Determiners are words which specify a noun – that is, they point out whether the noun is already known in the sentence.
For example, the dog is known to the readers, a dog is being introduced for the first time. They can pick out a particular thing: this window, that train, those flowers. They can say how much of the noun there is: five potatoes, a lot of rubbish, some milk. They can also say who the noun belongs to: his pencil, my book, everyone’s playtime. The determiners are giving us a specific idea about the noun.
The most common determiners are the, a, and an. You can usually use these to check whether the word you think is a noun is actually one. Put a determiner in front of the word, and see if it makes sense!
In our previous example from the nouns class, if we put a determiner before water… I asked my neighbour if she could (the) water my tomatoes – the determiner clearly doesn’t work, so water is not behaving as a noun.
But My neighbour put plenty of (the) water on my tomatoes… works fine! Water is working as a noun.
For some nouns, especially abstract ones like courage, faith and happiness, you may need to try a different determiner, such as some or a lot of... For example, imagine you were asked to pick out all the nouns in the following sentences:
It took courage to cross the fast-flowing river.

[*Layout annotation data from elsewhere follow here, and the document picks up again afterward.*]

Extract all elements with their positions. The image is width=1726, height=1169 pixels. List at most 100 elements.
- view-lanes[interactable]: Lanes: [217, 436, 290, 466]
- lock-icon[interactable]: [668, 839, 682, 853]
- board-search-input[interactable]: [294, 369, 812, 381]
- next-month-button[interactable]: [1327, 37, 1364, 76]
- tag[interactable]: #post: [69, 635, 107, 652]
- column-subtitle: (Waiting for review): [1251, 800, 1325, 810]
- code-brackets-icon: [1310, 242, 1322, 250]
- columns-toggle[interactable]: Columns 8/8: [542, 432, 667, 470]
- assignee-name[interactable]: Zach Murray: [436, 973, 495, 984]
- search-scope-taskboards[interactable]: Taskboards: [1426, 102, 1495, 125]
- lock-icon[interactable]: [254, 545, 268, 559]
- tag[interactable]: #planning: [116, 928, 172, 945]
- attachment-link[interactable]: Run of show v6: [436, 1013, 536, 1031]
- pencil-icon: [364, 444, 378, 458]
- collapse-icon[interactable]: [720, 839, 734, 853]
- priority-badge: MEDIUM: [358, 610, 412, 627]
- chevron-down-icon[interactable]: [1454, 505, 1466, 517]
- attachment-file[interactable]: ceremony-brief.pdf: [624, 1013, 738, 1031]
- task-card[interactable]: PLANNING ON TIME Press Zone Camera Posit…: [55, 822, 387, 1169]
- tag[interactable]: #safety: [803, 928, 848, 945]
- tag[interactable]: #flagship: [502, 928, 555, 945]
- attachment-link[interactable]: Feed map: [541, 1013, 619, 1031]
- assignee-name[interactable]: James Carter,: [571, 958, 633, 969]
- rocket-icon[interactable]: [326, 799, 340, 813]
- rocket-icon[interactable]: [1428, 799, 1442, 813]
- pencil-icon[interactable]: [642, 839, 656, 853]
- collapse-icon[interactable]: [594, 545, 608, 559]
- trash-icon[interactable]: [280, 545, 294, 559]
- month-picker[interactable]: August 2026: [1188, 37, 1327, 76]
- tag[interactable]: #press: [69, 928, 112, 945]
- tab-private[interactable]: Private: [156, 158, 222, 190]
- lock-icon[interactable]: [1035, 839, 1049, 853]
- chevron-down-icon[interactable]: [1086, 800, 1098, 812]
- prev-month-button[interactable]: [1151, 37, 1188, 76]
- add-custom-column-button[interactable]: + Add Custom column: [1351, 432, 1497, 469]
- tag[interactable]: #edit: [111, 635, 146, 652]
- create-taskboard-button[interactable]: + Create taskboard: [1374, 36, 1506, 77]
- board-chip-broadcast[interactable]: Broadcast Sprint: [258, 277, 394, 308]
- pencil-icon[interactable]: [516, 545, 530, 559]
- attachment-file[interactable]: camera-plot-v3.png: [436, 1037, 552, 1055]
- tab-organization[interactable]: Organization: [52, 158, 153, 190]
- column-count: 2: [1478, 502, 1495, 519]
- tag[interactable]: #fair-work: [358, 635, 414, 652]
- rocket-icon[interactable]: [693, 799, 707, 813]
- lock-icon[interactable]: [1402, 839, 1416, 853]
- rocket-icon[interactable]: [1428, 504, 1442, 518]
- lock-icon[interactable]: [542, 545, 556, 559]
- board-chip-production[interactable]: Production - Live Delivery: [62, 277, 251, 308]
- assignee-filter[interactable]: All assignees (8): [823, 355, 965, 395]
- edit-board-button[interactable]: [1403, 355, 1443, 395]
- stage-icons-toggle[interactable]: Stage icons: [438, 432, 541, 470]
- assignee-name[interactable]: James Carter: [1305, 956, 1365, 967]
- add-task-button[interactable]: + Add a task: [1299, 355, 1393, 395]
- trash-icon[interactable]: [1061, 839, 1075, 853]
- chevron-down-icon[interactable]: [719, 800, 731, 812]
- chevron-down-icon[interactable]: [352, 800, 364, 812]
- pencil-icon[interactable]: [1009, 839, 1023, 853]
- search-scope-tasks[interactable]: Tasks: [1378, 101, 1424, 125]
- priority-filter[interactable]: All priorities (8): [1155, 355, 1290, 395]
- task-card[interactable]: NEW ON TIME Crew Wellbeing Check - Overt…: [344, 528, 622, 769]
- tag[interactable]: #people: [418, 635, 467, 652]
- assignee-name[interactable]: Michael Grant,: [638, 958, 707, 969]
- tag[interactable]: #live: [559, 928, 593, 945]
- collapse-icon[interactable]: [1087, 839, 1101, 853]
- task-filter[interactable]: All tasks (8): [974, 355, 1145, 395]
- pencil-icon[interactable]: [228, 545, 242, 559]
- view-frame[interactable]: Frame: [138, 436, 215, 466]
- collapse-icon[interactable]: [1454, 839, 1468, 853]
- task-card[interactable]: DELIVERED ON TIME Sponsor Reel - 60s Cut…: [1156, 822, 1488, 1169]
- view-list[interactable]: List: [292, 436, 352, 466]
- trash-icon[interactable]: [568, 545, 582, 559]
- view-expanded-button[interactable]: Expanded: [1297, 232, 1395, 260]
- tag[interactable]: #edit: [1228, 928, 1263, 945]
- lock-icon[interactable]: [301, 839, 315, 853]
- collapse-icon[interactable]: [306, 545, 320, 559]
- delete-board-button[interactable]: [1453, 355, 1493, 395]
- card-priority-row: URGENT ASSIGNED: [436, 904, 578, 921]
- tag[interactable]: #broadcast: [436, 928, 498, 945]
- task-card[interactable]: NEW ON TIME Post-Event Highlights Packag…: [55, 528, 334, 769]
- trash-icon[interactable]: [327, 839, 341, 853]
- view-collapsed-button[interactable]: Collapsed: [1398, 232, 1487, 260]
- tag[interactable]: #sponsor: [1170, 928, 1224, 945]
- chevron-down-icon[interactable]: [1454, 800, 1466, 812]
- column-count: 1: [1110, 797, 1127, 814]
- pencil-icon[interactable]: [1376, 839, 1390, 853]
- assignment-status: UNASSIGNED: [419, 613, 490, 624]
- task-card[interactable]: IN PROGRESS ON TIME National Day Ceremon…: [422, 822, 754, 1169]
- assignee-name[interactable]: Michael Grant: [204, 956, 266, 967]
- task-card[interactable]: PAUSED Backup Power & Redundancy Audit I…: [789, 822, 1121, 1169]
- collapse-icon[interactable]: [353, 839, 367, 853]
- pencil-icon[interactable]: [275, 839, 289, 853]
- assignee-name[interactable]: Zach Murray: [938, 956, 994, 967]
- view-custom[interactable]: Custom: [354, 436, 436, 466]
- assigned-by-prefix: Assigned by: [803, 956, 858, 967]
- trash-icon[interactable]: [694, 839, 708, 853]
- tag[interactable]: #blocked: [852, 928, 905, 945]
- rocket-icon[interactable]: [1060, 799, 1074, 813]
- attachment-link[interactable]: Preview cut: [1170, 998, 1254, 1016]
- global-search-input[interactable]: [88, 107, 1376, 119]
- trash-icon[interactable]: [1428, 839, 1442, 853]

The children had faith in their teachers.
Susan was filled with happiness when she saw her baby brother.
You would easily spot children, teachers, brother and river just by putting the in front. Susan is someone’s name – a proper noun. But to be sure about the other three nouns, try plenty of courage, some faith, a lot of happiness.
Just a couple more words about determiners...
The three most common determiners are also called articles - the, a, and an. There are just three articles, and they specify whether the noun in the writing is known to the reader already (for example, the) or is being introduced for the first time (for example a, or an.)
A small bird flew into my garden this morning. I watched as it fed at the bird table for a while. Later on, the bird had disappeared.